Learning Fast Algorithms for Linear Transforms Using Butterfly Factorizations
This provides a method to automatically generate efficient and compressible transformations for machine learning pipelines, reducing the need for hand-crafted algorithms.
The paper tackles the problem of automatically learning fast algorithms for structured linear transforms, such as the FFT, by introducing a parameterization of divide-and-conquer methods; it recovers the O(N log N) Cooley-Tukey FFT to machine precision for N up to 1024 and, when used to compress a neural network, achieves 3.9 points higher accuracy on CIFAR-10 with 4x faster inference and 40x fewer parameters.

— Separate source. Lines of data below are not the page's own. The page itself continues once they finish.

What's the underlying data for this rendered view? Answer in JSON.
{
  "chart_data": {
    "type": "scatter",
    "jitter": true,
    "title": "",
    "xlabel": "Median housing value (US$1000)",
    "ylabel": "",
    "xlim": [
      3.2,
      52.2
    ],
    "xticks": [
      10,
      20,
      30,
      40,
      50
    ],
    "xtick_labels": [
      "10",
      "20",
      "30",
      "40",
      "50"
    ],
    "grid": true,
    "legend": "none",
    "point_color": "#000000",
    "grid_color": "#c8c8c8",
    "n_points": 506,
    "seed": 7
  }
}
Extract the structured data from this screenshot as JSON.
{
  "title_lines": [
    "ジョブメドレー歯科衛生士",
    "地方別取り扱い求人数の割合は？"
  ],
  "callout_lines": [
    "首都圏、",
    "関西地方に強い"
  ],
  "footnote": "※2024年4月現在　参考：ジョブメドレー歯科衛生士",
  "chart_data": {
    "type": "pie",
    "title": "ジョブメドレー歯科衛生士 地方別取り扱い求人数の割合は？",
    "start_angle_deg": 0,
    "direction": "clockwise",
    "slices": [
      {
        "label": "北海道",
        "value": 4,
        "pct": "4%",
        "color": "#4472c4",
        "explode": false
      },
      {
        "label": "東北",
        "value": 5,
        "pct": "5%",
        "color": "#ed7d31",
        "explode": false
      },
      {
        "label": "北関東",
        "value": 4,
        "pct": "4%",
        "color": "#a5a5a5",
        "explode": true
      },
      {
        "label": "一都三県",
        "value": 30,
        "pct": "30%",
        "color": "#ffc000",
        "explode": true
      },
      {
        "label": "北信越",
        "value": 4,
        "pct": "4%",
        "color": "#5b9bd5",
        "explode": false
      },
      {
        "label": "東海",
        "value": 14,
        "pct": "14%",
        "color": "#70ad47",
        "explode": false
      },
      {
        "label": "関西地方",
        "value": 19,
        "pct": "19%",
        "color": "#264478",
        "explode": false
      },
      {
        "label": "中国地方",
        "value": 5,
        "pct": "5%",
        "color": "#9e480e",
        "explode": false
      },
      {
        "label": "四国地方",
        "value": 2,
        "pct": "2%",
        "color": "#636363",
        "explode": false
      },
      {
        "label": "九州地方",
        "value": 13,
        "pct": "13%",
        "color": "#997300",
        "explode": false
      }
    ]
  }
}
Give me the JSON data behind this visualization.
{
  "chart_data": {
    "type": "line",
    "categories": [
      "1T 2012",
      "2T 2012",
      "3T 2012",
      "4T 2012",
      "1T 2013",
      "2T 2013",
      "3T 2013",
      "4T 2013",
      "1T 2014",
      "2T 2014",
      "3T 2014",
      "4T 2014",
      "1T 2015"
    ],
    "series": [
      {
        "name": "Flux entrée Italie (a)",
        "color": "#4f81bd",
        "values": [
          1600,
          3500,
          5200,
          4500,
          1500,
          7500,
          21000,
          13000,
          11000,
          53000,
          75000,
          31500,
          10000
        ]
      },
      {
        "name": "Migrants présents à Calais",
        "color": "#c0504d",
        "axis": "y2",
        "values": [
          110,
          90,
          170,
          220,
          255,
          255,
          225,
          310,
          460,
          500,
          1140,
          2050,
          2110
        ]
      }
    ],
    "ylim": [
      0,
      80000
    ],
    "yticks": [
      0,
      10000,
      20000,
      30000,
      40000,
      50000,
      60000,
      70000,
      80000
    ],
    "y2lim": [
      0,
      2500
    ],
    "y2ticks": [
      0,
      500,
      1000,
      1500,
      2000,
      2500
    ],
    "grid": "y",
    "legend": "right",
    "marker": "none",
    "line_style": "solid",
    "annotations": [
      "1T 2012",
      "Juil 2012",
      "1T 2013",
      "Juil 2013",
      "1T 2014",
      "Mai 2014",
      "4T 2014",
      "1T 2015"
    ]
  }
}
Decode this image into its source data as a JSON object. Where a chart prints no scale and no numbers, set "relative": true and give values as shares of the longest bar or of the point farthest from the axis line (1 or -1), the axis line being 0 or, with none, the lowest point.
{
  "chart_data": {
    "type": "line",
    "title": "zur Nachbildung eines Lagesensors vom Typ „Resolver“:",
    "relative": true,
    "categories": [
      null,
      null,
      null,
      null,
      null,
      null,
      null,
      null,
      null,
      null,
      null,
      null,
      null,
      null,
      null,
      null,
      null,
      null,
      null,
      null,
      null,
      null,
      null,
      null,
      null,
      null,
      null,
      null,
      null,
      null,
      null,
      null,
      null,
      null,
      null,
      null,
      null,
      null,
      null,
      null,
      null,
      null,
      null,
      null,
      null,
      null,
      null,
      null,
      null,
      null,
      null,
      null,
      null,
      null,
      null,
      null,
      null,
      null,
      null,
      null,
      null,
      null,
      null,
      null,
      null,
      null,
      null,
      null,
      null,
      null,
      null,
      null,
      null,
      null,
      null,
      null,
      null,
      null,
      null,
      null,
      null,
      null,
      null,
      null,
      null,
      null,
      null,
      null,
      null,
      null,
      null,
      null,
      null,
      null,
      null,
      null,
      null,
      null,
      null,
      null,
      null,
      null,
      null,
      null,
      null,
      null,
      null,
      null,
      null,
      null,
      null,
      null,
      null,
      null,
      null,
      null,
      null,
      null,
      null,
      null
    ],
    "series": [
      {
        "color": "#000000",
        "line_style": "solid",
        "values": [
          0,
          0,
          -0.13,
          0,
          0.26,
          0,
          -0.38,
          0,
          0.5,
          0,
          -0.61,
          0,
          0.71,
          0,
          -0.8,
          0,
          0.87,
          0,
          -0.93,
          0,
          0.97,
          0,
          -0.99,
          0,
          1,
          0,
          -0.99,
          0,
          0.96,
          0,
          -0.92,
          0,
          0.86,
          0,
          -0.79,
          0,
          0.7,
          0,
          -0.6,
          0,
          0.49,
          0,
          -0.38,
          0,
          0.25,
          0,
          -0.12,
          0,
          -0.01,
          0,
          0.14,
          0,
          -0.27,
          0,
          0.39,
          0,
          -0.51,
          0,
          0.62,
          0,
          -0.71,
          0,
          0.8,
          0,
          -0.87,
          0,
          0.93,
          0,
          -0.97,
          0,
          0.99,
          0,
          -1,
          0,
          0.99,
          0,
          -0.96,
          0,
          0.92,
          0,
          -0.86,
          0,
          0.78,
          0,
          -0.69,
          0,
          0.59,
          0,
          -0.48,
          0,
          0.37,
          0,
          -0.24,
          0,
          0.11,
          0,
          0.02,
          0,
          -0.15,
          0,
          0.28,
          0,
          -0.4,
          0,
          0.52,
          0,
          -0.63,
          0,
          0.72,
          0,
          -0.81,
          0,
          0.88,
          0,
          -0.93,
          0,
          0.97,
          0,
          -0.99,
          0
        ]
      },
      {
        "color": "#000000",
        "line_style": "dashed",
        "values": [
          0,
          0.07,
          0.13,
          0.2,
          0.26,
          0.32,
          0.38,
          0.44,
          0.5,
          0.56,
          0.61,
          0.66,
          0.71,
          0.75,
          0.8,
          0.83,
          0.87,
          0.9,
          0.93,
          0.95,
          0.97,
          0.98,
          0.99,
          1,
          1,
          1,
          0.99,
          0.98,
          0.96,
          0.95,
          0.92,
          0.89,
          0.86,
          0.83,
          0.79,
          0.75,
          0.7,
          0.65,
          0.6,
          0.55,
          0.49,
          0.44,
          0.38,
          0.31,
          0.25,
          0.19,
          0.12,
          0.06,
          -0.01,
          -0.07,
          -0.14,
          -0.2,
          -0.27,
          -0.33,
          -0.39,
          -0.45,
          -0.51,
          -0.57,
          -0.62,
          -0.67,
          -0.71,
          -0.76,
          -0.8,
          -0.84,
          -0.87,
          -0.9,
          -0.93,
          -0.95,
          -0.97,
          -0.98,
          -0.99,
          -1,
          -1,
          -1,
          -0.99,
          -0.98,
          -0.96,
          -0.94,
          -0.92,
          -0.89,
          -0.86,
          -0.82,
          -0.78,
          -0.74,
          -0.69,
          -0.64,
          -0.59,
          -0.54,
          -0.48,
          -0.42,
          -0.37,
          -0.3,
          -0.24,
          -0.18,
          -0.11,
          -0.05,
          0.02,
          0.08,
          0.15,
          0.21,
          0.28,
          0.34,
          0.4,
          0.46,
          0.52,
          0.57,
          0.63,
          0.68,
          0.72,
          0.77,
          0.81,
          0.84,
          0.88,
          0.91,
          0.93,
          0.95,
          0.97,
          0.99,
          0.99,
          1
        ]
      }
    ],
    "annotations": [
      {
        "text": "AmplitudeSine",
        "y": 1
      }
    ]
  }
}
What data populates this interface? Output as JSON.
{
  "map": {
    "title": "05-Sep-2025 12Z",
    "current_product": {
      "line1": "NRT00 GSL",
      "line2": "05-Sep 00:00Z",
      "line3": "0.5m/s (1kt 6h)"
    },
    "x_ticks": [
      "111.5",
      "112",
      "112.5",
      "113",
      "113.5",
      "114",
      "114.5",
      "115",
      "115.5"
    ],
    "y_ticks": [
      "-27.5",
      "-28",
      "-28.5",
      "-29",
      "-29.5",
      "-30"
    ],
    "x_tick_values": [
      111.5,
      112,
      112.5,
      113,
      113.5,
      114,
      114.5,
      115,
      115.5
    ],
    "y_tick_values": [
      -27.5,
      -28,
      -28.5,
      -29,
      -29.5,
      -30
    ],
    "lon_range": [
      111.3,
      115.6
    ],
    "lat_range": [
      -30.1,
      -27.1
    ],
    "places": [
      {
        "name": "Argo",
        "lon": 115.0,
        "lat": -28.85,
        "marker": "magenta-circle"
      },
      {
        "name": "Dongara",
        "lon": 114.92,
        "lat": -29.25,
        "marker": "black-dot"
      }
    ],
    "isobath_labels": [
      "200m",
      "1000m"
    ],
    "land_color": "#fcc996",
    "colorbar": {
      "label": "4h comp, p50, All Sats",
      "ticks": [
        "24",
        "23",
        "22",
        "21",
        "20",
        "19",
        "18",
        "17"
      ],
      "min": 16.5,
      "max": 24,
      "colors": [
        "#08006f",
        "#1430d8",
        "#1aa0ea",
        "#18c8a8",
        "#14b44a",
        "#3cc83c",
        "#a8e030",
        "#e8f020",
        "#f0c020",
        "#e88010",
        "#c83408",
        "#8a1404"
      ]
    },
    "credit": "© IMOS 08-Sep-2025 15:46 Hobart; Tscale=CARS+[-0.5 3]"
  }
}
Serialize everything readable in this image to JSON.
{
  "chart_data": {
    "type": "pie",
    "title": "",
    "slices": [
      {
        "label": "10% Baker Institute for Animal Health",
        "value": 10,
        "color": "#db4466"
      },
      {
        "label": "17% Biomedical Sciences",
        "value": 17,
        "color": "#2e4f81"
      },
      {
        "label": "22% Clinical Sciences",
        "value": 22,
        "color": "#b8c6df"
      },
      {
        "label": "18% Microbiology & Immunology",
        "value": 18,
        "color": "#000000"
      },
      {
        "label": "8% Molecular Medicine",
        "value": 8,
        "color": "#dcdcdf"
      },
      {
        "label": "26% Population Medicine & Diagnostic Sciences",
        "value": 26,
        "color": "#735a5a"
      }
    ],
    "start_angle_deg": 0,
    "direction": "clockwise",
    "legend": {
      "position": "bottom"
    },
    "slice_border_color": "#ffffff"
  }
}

Fast linear transforms are ubiquitous in machine learning, including the discrete Fourier transform, discrete cosine transform, and other structured transformations such as convolutions. All of these transforms can be represented by dense matrix-vector multiplication, yet each has a specialized and highly efficient (subquadratic) algorithm. We ask to what extent hand-crafting these algorithms and implementations is necessary, what structural priors they encode, and how much knowledge is required to automatically learn a fast algorithm for a provided structured transform. Motivated by a characterization of fast matrix-vector multiplication as products of sparse matrices, we introduce a parameterization of divide-and-conquer methods that is capable of representing a large class of transforms. This generic formulation can automatically learn an efficient algorithm for many important transforms; for example, it recovers the $O(N \log N)$ Cooley-Tukey FFT algorithm to machine precision, for dimensions $N$ up to $1024$. Furthermore, our method can be incorporated as a lightweight replacement of generic matrices in machine learning pipelines to learn efficient and compressible transformations. On a standard task of compressing a single hidden-layer network, our method exceeds the classification accuracy of unconstrained matrices on CIFAR-10 by 3.9 points -- the first time a structured approach has done so -- with 4X faster inference speed and 40X fewer parameters.